The Great Neck Democrat’s bill on the subject comes after a much-publicized incident last summer in which a Confederate flag decorated a Brookhaven Fire Department truck during a Patchogue parade. That is on top of the Levittown Fire Department drill team’s logo for many years including a man in a gray Civil War uniform holding a Confederate flag.
That kind of imagery is unacceptable, a point made starkly clear by the recent upsurge of white supremacist incidents around the country, from Charleston, South Carolina, where a mass shooter with a predilection for the battle flag entered a historic Black church to commit murder in 2015, to Charlottesville, Virginia, where white nationalists rallied in 2017, sporting images of the flag and other icons of hate.
It has belatedly dawned on society at large that the battle flag isn’t just a way to symbolize rebellion, youthful or otherwise. It’s now a clear message of white supremacy — that Black Americans, Jews and immigrants aren’t fully welcome wherever the flag furls.
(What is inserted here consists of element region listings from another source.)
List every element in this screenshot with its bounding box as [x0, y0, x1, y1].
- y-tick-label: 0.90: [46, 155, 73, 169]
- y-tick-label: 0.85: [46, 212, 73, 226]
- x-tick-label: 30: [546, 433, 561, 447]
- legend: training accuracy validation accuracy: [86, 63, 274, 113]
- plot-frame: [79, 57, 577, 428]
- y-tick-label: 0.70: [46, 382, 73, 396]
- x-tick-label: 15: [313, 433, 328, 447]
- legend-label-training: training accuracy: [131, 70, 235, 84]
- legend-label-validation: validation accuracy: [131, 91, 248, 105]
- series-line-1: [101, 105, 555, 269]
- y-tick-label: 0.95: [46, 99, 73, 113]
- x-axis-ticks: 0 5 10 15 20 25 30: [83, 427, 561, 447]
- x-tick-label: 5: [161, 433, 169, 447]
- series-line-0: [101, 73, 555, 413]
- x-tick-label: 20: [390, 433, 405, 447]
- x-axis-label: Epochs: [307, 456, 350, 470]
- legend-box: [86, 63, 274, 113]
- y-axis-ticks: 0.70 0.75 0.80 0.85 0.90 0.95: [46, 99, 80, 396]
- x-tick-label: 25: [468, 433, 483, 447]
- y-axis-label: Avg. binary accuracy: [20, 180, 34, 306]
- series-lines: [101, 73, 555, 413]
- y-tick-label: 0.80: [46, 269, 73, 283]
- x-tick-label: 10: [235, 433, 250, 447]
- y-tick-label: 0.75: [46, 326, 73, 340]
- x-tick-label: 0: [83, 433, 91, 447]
Kaplan’s office says that rules about what can be displayed on these public properties are a patchwork across the state, and her legislation would bring some uniformity. That makes sense, as does her paired bill prohibiting municipal officers or employees from displaying political advertisements on or within public buildings, vehicles, equipment or location.
There has recently been a Donald Trump flag at the Levittown Fire Department house, and during election season political signs are often found on local town and county properties.
Kaplan’s bills, however, must be carefully worded and reviewed by lawmakers to make sure they don’t infringe on free speech rights, no matter how unpopular or populist the view. Most important, the measures underscore that advocates of either political party or policy sentiment should not be able to appropriate public property to disseminate their message.
Neither political signs nor symbols of hate belong in public places and Albany lawmakers must make that clear by passing this legislation in this session.
It’s a step toward a civic culture that is open to all, antagonistic to none.